Tudo já foi dito sobre a militarização da segurança pública. Ela irrompe no entorno histórico do 11 de setembro, com a comistão de dois estatutos jurídicos: o da guerra e o da justiça penal. Antes que nos refizéssemos da surpresa de uma guerra preventiva, surgiram as guerras punitivas, simultaneamente às penas militarizadas (daquelas internações por três meses de adolescentes rebeldes às supermaxes, com menção honrosa para nosso RDD). A teoria da guerra justa acabou legitimando guerras justiceiras. A concepção militar de ocupação foi transferida para a segurança cidadã, e as zonas pobres se convertem em zonas ocupadas – e eis a fina flor da sociologia entregando a medalha de prata às UPP’s. Por um caminho teórico muito prestigiado na academia, o inimigo migra das negociações diplomáticas, dos campos de batalha e das celeridades da lei militar de guerra para o direito penal comum. A tortura é permitida (até por decreto), largamente exercida (seja clandestinamente, como em nossas carceragens, seja ostensivamente, como em Guantánamo) e até mesmo aplaudida (por exemplo na estreia de Tropa de Elite). As premências do assalto militar a uma posição inimiga chegaram ao processo penal. A categoria jurídico-penal do terrorismo transita agilmente entre o atentado à soberania e a infração penal que o encarna: a campanha pela (desnecessária) criminalização do terrorismo coincide com as suspeitas sobre a tríplice fronteira … Tudo já foi dito.

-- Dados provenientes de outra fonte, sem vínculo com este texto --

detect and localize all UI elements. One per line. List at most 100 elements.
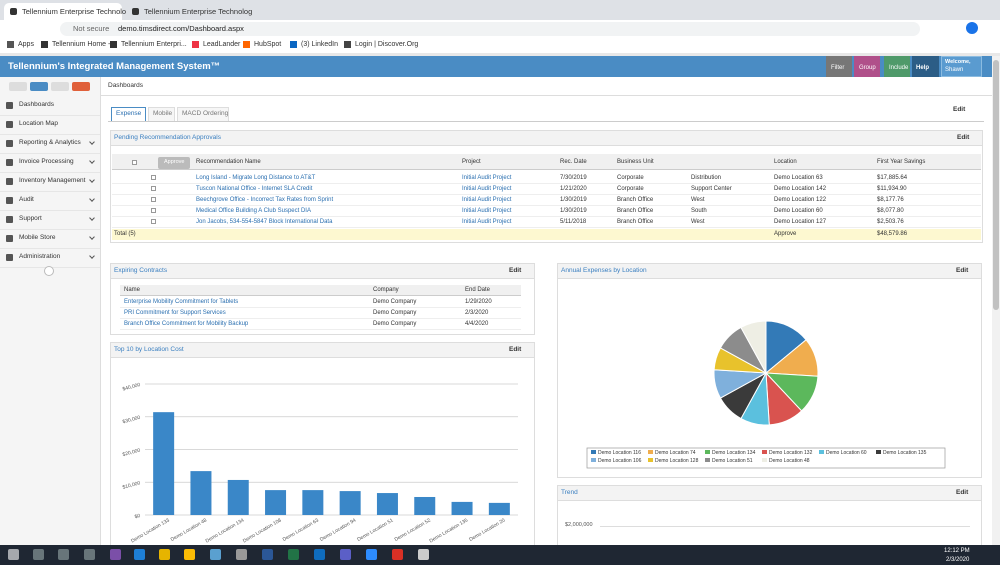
header-button[interactable]: Filter bbox=[826, 56, 852, 77]
taskbar-icon[interactable] bbox=[392, 549, 403, 560]
cell[interactable]: Initial Audit Project bbox=[462, 208, 512, 214]
taskbar-icon[interactable] bbox=[236, 549, 247, 560]
taskbar-icon[interactable] bbox=[210, 549, 221, 560]
widget bbox=[110, 130, 983, 243]
taskbar-icon[interactable] bbox=[58, 549, 69, 560]
bookmark[interactable]: (3) LinkedIn bbox=[301, 41, 338, 48]
sidebar-tool[interactable] bbox=[51, 82, 69, 91]
edit-menu[interactable]: Edit bbox=[957, 134, 970, 141]
menu-item[interactable]: Administration bbox=[19, 253, 61, 260]
menu-sep bbox=[0, 229, 100, 230]
dashboard-tab[interactable]: Mobile bbox=[148, 107, 175, 121]
collapse[interactable] bbox=[44, 266, 54, 276]
menu-item[interactable]: Reporting & Analytics bbox=[19, 139, 81, 146]
cell[interactable]: Enterprise Mobility Commitment for Table… bbox=[124, 299, 239, 305]
cell: $8,077.80 bbox=[877, 208, 904, 214]
button-label: Group bbox=[859, 65, 876, 71]
bookmark[interactable]: LeadLander bbox=[203, 41, 241, 48]
bookmark[interactable]: Apps bbox=[18, 41, 34, 48]
taskbar-icon[interactable] bbox=[366, 549, 377, 560]
taskbar-icon[interactable] bbox=[159, 549, 170, 560]
taskbar-icon[interactable] bbox=[418, 549, 429, 560]
cell[interactable]: Tuscon National Office - Internet SLA Cr… bbox=[196, 186, 313, 192]
cell[interactable]: Medical Office Building A Club Suspect D… bbox=[196, 208, 311, 214]
cell[interactable]: Initial Audit Project bbox=[462, 197, 512, 203]
cell[interactable]: Initial Audit Project bbox=[462, 186, 512, 192]
row-line bbox=[120, 329, 521, 330]
cell[interactable]: Jon Jacobs, 534-554-5847 Block Internati… bbox=[196, 219, 333, 225]
table-header bbox=[112, 154, 981, 170]
taskbar-icon[interactable] bbox=[314, 549, 325, 560]
row-checkbox[interactable] bbox=[151, 219, 156, 224]
browser-tab[interactable]: Tellennium Enterprise Technolog bbox=[126, 3, 252, 20]
taskbar-icon[interactable] bbox=[288, 549, 299, 560]
header-button[interactable]: Help bbox=[912, 56, 939, 77]
row-checkbox[interactable] bbox=[151, 197, 156, 202]
row-checkbox[interactable] bbox=[151, 175, 156, 180]
sidebar-tool[interactable] bbox=[30, 82, 48, 91]
menu-item[interactable]: Dashboards bbox=[19, 101, 55, 108]
menu-item[interactable]: Mobile Store bbox=[19, 234, 56, 241]
edit-menu[interactable]: Edit bbox=[956, 489, 969, 496]
dashboard-tab[interactable]: MACD Ordering bbox=[177, 107, 229, 121]
menu-item[interactable]: Location Map bbox=[19, 120, 59, 127]
browser-tab[interactable]: Tellennium Enterprise Technolog bbox=[4, 3, 130, 20]
clock-time: 12:12 PM bbox=[944, 548, 970, 554]
header-button[interactable]: Group bbox=[854, 56, 880, 77]
edit-menu[interactable]: Edit bbox=[509, 346, 522, 353]
cell[interactable]: Beechgrove Office - Incorrect Tax Rates … bbox=[196, 197, 334, 203]
header-checkbox[interactable] bbox=[132, 160, 137, 165]
approve-button[interactable]: Approve bbox=[158, 157, 190, 169]
menu-item[interactable]: Support bbox=[19, 215, 42, 222]
sidebar-tool[interactable] bbox=[9, 82, 27, 91]
cell: Corporate bbox=[617, 186, 644, 192]
taskbar-icon[interactable] bbox=[340, 549, 351, 560]
taskbar-icon[interactable] bbox=[184, 549, 195, 560]
cell[interactable]: Long Island - Migrate Long Distance to A… bbox=[196, 175, 316, 181]
edit-menu[interactable]: Edit bbox=[953, 106, 966, 113]
app-title: Tellennium's Integrated Management Syste… bbox=[8, 61, 221, 72]
column-header: Project bbox=[462, 159, 481, 165]
widget-header bbox=[110, 342, 535, 358]
cell: Demo Location 142 bbox=[774, 186, 827, 192]
cell: South bbox=[691, 208, 707, 214]
bookmark[interactable]: Login | Discover.Org bbox=[355, 41, 419, 48]
row-checkbox[interactable] bbox=[151, 208, 156, 213]
bookmark[interactable]: Tellennium Enterpri... bbox=[121, 41, 187, 48]
edit-menu[interactable]: Edit bbox=[956, 267, 969, 274]
taskbar-icon[interactable] bbox=[33, 549, 44, 560]
cell: $17,885.64 bbox=[877, 175, 908, 181]
row-checkbox[interactable] bbox=[151, 186, 156, 191]
dashboard-tab[interactable]: Expense bbox=[111, 107, 146, 121]
address-field[interactable] bbox=[60, 22, 920, 36]
cell: 1/30/2019 bbox=[560, 208, 587, 214]
bookmark[interactable]: Tellennium Home -... bbox=[52, 41, 117, 48]
taskbar-icon[interactable] bbox=[134, 549, 145, 560]
bookmark-icon bbox=[110, 41, 117, 48]
taskbar-icon[interactable] bbox=[8, 549, 19, 560]
bookmark[interactable]: HubSpot bbox=[254, 41, 282, 48]
cell[interactable]: PRI Commitment for Support Services bbox=[124, 310, 226, 316]
taskbar-icon[interactable] bbox=[84, 549, 95, 560]
user-menu[interactable]: Welcome, Shawn bbox=[941, 56, 982, 77]
cell[interactable]: Initial Audit Project bbox=[462, 219, 512, 225]
cell[interactable]: Branch Office Commitment for Mobility Ba… bbox=[124, 321, 249, 327]
menu-sep bbox=[0, 191, 100, 192]
total-approve[interactable]: Approve bbox=[774, 231, 797, 237]
header-button[interactable]: Include bbox=[884, 56, 910, 77]
cell: Support Center bbox=[691, 186, 732, 192]
menu-item[interactable]: Inventory Management bbox=[19, 177, 86, 184]
widget-title: Trend bbox=[561, 489, 578, 496]
taskbar-icon[interactable] bbox=[110, 549, 121, 560]
menu-item[interactable]: Invoice Processing bbox=[19, 158, 74, 165]
edit-menu[interactable]: Edit bbox=[509, 267, 522, 274]
taskbar-icon[interactable] bbox=[262, 549, 273, 560]
sidebar-tool[interactable] bbox=[72, 82, 90, 91]
scroll-thumb[interactable] bbox=[993, 60, 999, 310]
menu-item[interactable]: Audit bbox=[19, 196, 34, 203]
cell[interactable]: Initial Audit Project bbox=[462, 175, 512, 181]
bookmark-icon bbox=[41, 41, 48, 48]
url: demo.timsdirect.com/Dashboard.aspx bbox=[118, 24, 244, 33]
menu-sep bbox=[0, 210, 100, 211]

Mas no jornal de hoje uma Comissão Parlamentar interpela o Ministro da Defesa sobre um cântico entoado por soldados do mal afamado 1º Batalhão de Polícia do Exército, no qual preconizavam “bate, espanca, quebra os ossos, bate até morrer”. A Comissão poderia, com bom direito, pedir esclarecimentos sobre ter sido este cântico estúpido vociferado na rua Barão de Mesquita, onde se sedia o batalhão, incrustrado em pleno bairro da Tijuca. Os vizinhos, como é de sabença geopolítica militar, devem ser bem tratados, são sempre aliados preferenciais. E os vizinhos deste batalhão não precisam de nenhum estímulo novo para temer sua soldadesca, para acreditar, sim, que eles são bem capazes de bater até morrer. Por que apregoá-lo aos berros?
Tudo já foi dito, porém essa historieta talvez nos recorde algo importante: no plano das relações externas, o inimigo existe, no sentido de que sua criação é possível. Não o queremos no direito penal, rejeitamos este imigrante mal documentado, com um passaporte falso alemão (expedido pelo nazi-funcionalismo) e outro passaporte falso latinoamericano (expedido pelos saudosistas do “inimigo interno”). Mas o inimigo é o personagem central do direito penal militar de guerra. E se os inimigos viessem para “degolar nossos filhos”, tudo o que esperaríamos dos boquirrotos mal-educados da Barão de Mesquita é que, no mínimo, batessem neles. Não há planejamento, estratégia e eficiência militar sem o estudo – sempre construtivo – do inimigo. Em suma, a existência de Forças Armadas, com as importantes funções que lhes atribuiu a Constituição, pressupõe a possibilidade da existência de guerra e portanto do inimigo.
É exatamente por isso, pela peculiaridade do adestramento militar para a violência bélica, que as Forças Armadas devem ser mantidas o mais distante possível da gestão policial da ordem pública.
(*) Nilo Batista é jurista e ex-governador do Rio de Janeiro.